Представьте себе, Сонечку привела моя покойная мама. Когда была жива, разумеется. Точнее, не она привела, а ее знакомая, выступившая в роли свахи:
— Женить надо твоего кобеля, а иначе нахлебаешься с ним.
— Да как его женишь? Сам он не знает, чего ему надо.
— Есть у меня подружка, домработницей работает у Шестовых, а у хозяев дочка, ах, какая дебелая, какая смирная, какая ухоженная, а уж ласковая, бывало, за моей подругой всякий раз гонится: "Возьми трешник для деток своих…" Сама видела, как она крутится по дому: и вышивает, и вяжет, и гусей кормит, и блюда разные варит — вот жизнь у тебя пойдет… Я ее приведу к вам.
Весь этот разговор я нечаянно услышал и, по правде говоря, ждал Сонечку.
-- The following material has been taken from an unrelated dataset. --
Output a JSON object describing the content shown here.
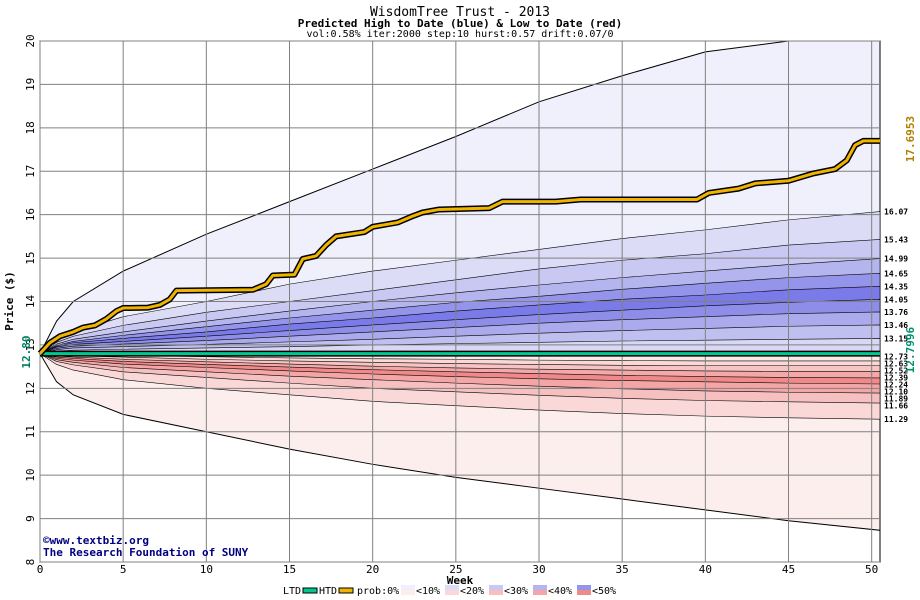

Она пришла в голубом и была свежа, как утро. И глаза у нее были большие и светлые, и мне почудилось, что в ее голосе — интонации моей Анжелы:
— Вы такие книжки читаете? А я тоже люблю легенды. Вы знаете историю Данаи?
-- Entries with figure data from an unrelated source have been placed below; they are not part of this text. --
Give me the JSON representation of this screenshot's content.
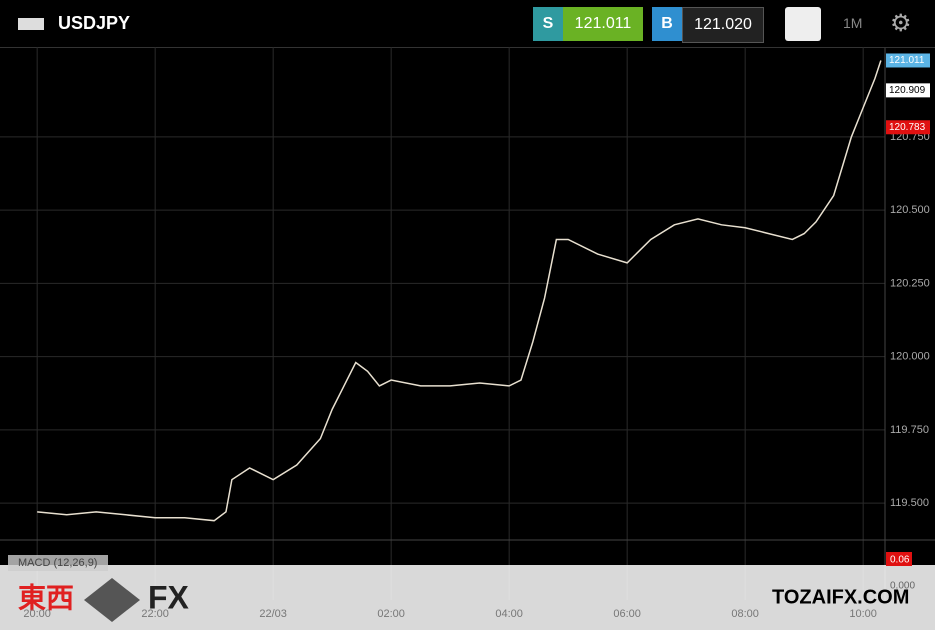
{
  "header": {
    "symbol": "USDJPY",
    "sell_label": "S",
    "sell": "121.011",
    "buy_label": "B",
    "buy": "121.020",
    "timeframe": "1M"
  },
  "chart_data": {
    "type": "line",
    "color": "#e8e0d0",
    "grid": true,
    "x": [
      0,
      0.5,
      1,
      1.5,
      2,
      2.5,
      3,
      3.2,
      3.3,
      3.6,
      4,
      4.4,
      4.8,
      5,
      5.2,
      5.4,
      5.6,
      5.8,
      6,
      6.5,
      7,
      7.5,
      8,
      8.2,
      8.4,
      8.6,
      8.8,
      9,
      9.5,
      10,
      10.4,
      10.8,
      11.2,
      11.6,
      12,
      12.4,
      12.8,
      13,
      13.2,
      13.5,
      13.8,
      14,
      14.2,
      14.3
    ],
    "values": [
      119.47,
      119.46,
      119.47,
      119.46,
      119.45,
      119.45,
      119.44,
      119.47,
      119.58,
      119.62,
      119.58,
      119.63,
      119.72,
      119.82,
      119.9,
      119.98,
      119.95,
      119.9,
      119.92,
      119.9,
      119.9,
      119.91,
      119.9,
      119.92,
      120.05,
      120.2,
      120.4,
      120.4,
      120.35,
      120.32,
      120.4,
      120.45,
      120.47,
      120.45,
      120.44,
      120.42,
      120.4,
      120.42,
      120.46,
      120.55,
      120.75,
      120.85,
      120.95,
      121.011
    ],
    "xlim": [
      -0.63,
      14.37
    ],
    "xticks": [
      {
        "value": 0,
        "label": "20:00"
      },
      {
        "value": 2,
        "label": "22:00"
      },
      {
        "value": 4,
        "label": "22/03"
      },
      {
        "value": 6,
        "label": "02:00"
      },
      {
        "value": 8,
        "label": "04:00"
      },
      {
        "value": 10,
        "label": "06:00"
      },
      {
        "value": 12,
        "label": "08:00"
      },
      {
        "value": 14,
        "label": "10:00"
      }
    ],
    "ylim": [
      119.374,
      121.057
    ],
    "yticks": [
      {
        "value": 119.5,
        "label": "119.500"
      },
      {
        "value": 119.75,
        "label": "119.750"
      },
      {
        "value": 120,
        "label": "120.000"
      },
      {
        "value": 120.25,
        "label": "120.250"
      },
      {
        "value": 120.5,
        "label": "120.500"
      },
      {
        "value": 120.75,
        "label": "120.750"
      }
    ],
    "price_tags": [
      {
        "value": 121.011,
        "label": "121.011",
        "color": "#5bb4e5"
      },
      {
        "value": 120.909,
        "label": "120.909",
        "color": "#ffffff"
      },
      {
        "value": 120.783,
        "label": "120.783",
        "color": "#e01010"
      }
    ]
  },
  "macd": {
    "title": "MACD (12,26,9)",
    "value": "0.06",
    "zero": "0.000"
  },
  "watermark": {
    "cjk": "東西",
    "fx": "FX",
    "site": "TOZAIFX.COM"
  }
}
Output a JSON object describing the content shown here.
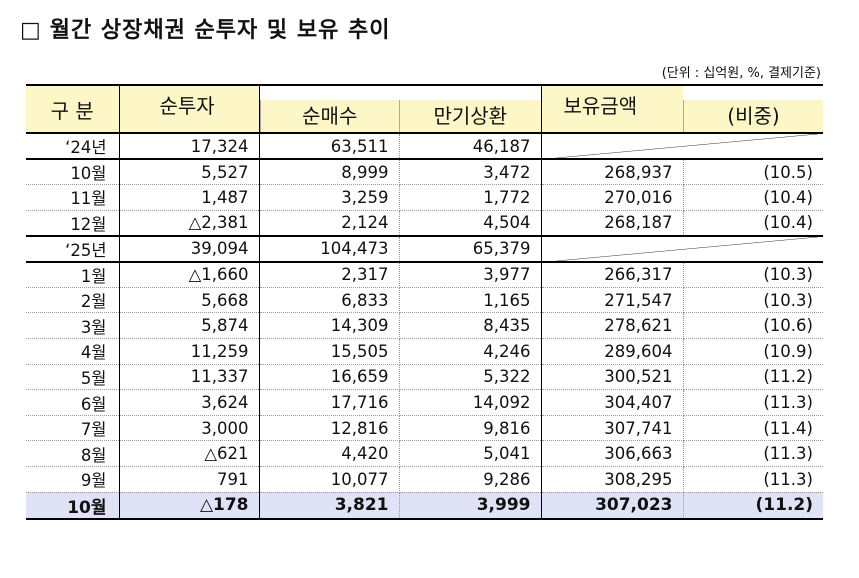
{
  "title": {
    "checkbox": "□",
    "text": "월간 상장채권 순투자 및 보유 추이"
  },
  "unit_note": "(단위 : 십억원, %, 결제기준)",
  "headers": {
    "category": "구 분",
    "net_investment": "순투자",
    "net_purchase": "순매수",
    "maturity": "만기상환",
    "holdings": "보유금액",
    "share": "(비중)"
  },
  "rows": [
    {
      "label": "‘24년",
      "net": "17,324",
      "buy": "63,511",
      "mat": "46,187",
      "hold": "",
      "share": "",
      "type": "year"
    },
    {
      "label": "10월",
      "net": "5,527",
      "buy": "8,999",
      "mat": "3,472",
      "hold": "268,937",
      "share": "(10.5)",
      "type": "month"
    },
    {
      "label": "11월",
      "net": "1,487",
      "buy": "3,259",
      "mat": "1,772",
      "hold": "270,016",
      "share": "(10.4)",
      "type": "month"
    },
    {
      "label": "12월",
      "net": "△2,381",
      "buy": "2,124",
      "mat": "4,504",
      "hold": "268,187",
      "share": "(10.4)",
      "type": "pre-year"
    },
    {
      "label": "‘25년",
      "net": "39,094",
      "buy": "104,473",
      "mat": "65,379",
      "hold": "",
      "share": "",
      "type": "year"
    },
    {
      "label": "1월",
      "net": "△1,660",
      "buy": "2,317",
      "mat": "3,977",
      "hold": "266,317",
      "share": "(10.3)",
      "type": "month"
    },
    {
      "label": "2월",
      "net": "5,668",
      "buy": "6,833",
      "mat": "1,165",
      "hold": "271,547",
      "share": "(10.3)",
      "type": "month"
    },
    {
      "label": "3월",
      "net": "5,874",
      "buy": "14,309",
      "mat": "8,435",
      "hold": "278,621",
      "share": "(10.6)",
      "type": "month"
    },
    {
      "label": "4월",
      "net": "11,259",
      "buy": "15,505",
      "mat": "4,246",
      "hold": "289,604",
      "share": "(10.9)",
      "type": "month"
    },
    {
      "label": "5월",
      "net": "11,337",
      "buy": "16,659",
      "mat": "5,322",
      "hold": "300,521",
      "share": "(11.2)",
      "type": "month"
    },
    {
      "label": "6월",
      "net": "3,624",
      "buy": "17,716",
      "mat": "14,092",
      "hold": "304,407",
      "share": "(11.3)",
      "type": "month"
    },
    {
      "label": "7월",
      "net": "3,000",
      "buy": "12,816",
      "mat": "9,816",
      "hold": "307,741",
      "share": "(11.4)",
      "type": "month"
    },
    {
      "label": "8월",
      "net": "△621",
      "buy": "4,420",
      "mat": "5,041",
      "hold": "306,663",
      "share": "(11.3)",
      "type": "month"
    },
    {
      "label": "9월",
      "net": "791",
      "buy": "10,077",
      "mat": "9,286",
      "hold": "308,295",
      "share": "(11.3)",
      "type": "month"
    },
    {
      "label": "10월",
      "net": "△178",
      "buy": "3,821",
      "mat": "3,999",
      "hold": "307,023",
      "share": "(11.2)",
      "type": "last"
    }
  ]
}
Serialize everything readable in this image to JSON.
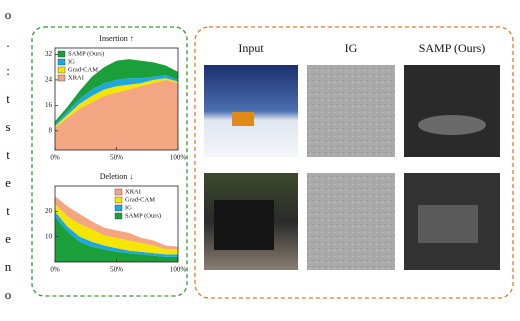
{
  "chart_data": [
    {
      "type": "area",
      "title": "Insertion ↑",
      "stacked": true,
      "legend": "upper left",
      "x": [
        0,
        10,
        20,
        30,
        40,
        50,
        60,
        70,
        80,
        90,
        100
      ],
      "series": [
        {
          "name": "XRAI",
          "color": "#f4a582",
          "values": [
            9,
            12,
            15,
            17,
            19,
            20,
            21,
            22,
            23,
            24,
            23
          ]
        },
        {
          "name": "Grad-CAM",
          "color": "#f5e600",
          "values": [
            0.5,
            1,
            1.5,
            2,
            2,
            2,
            1.5,
            1,
            1,
            0.5,
            0.5
          ]
        },
        {
          "name": "IG",
          "color": "#1fa8e0",
          "values": [
            0.5,
            1,
            1.5,
            2,
            2,
            2,
            2,
            1.5,
            1,
            1,
            0.5
          ]
        },
        {
          "name": "SAMP (Ours)",
          "color": "#1a9f3a",
          "values": [
            1,
            1.5,
            2.5,
            4,
            5,
            6,
            6,
            5.5,
            4.5,
            3,
            2.5
          ]
        }
      ],
      "xlim": [
        0,
        100
      ],
      "xticks": [
        {
          "value": 0,
          "label": "0%"
        },
        {
          "value": 50,
          "label": "50%"
        },
        {
          "value": 100,
          "label": "100%"
        }
      ],
      "ylim": [
        2,
        34
      ],
      "yticks": [
        8,
        16,
        24,
        32
      ]
    },
    {
      "type": "area",
      "title": "Deletion ↓",
      "stacked": true,
      "legend": "upper right",
      "x": [
        0,
        10,
        20,
        30,
        40,
        50,
        60,
        70,
        80,
        90,
        100
      ],
      "series": [
        {
          "name": "SAMP (Ours)",
          "color": "#1a9f3a",
          "values": [
            18,
            12,
            8,
            6,
            5,
            4,
            3.5,
            3,
            2.5,
            2,
            2
          ]
        },
        {
          "name": "IG",
          "color": "#1fa8e0",
          "values": [
            2,
            2,
            2,
            2,
            1.5,
            1.5,
            1,
            1,
            1,
            1,
            1
          ]
        },
        {
          "name": "Grad-CAM",
          "color": "#f5e600",
          "values": [
            3,
            4,
            5,
            5,
            4,
            4,
            4,
            3.5,
            3,
            2,
            2
          ]
        },
        {
          "name": "XRAI",
          "color": "#f4a582",
          "values": [
            3,
            4,
            4,
            3,
            3,
            3,
            3,
            2,
            2,
            1.5,
            1
          ]
        }
      ],
      "xlim": [
        0,
        100
      ],
      "xticks": [
        {
          "value": 0,
          "label": "0%"
        },
        {
          "value": 50,
          "label": "50%"
        },
        {
          "value": 100,
          "label": "100%"
        }
      ],
      "ylim": [
        0,
        30
      ],
      "yticks": [
        10,
        20
      ]
    }
  ],
  "figure": {
    "columns": [
      "Input",
      "IG",
      "SAMP (Ours)"
    ]
  },
  "margin_text": [
    "o",
    ".",
    ":",
    "t",
    "s",
    "t",
    "e",
    "t",
    "e",
    "n",
    "o"
  ]
}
Вопрос мне показался нескромным, и я ответил:
— У меня был приятель, он по части Данай был большим специалистом, а я по мужской части больше…
Сонечка надула губки, и мне показалось, что в ее глазках блеснула искра. Я пожалел, что нагрубил ей, и решил тут же как-то загладить вину:
— Вы в тысячу раз лучше Данаи.
— Как вам не стыдно! — вспыхнула Сонечка. — Вы всегда ни за что обижаете?
Снова мне стало не по себе оттого, что обидел девушку вторично:
— Простите, характер у меня сволочной. Хочу хорошее сказать, а вылетает обязательно дурное…
— И у меня такое бывает! — расхохоталась Сонечка и стала щебетать так мило, что мне сразу сделалось спокойно. Она рассказывала о том, что недавно были пасхальные дни, она связала чехольчики для яиц, такое она видела, когда в Германии была, чтобы вареные яички не остывали, их в чехольчик, а потом берешь по одному из чехольчика.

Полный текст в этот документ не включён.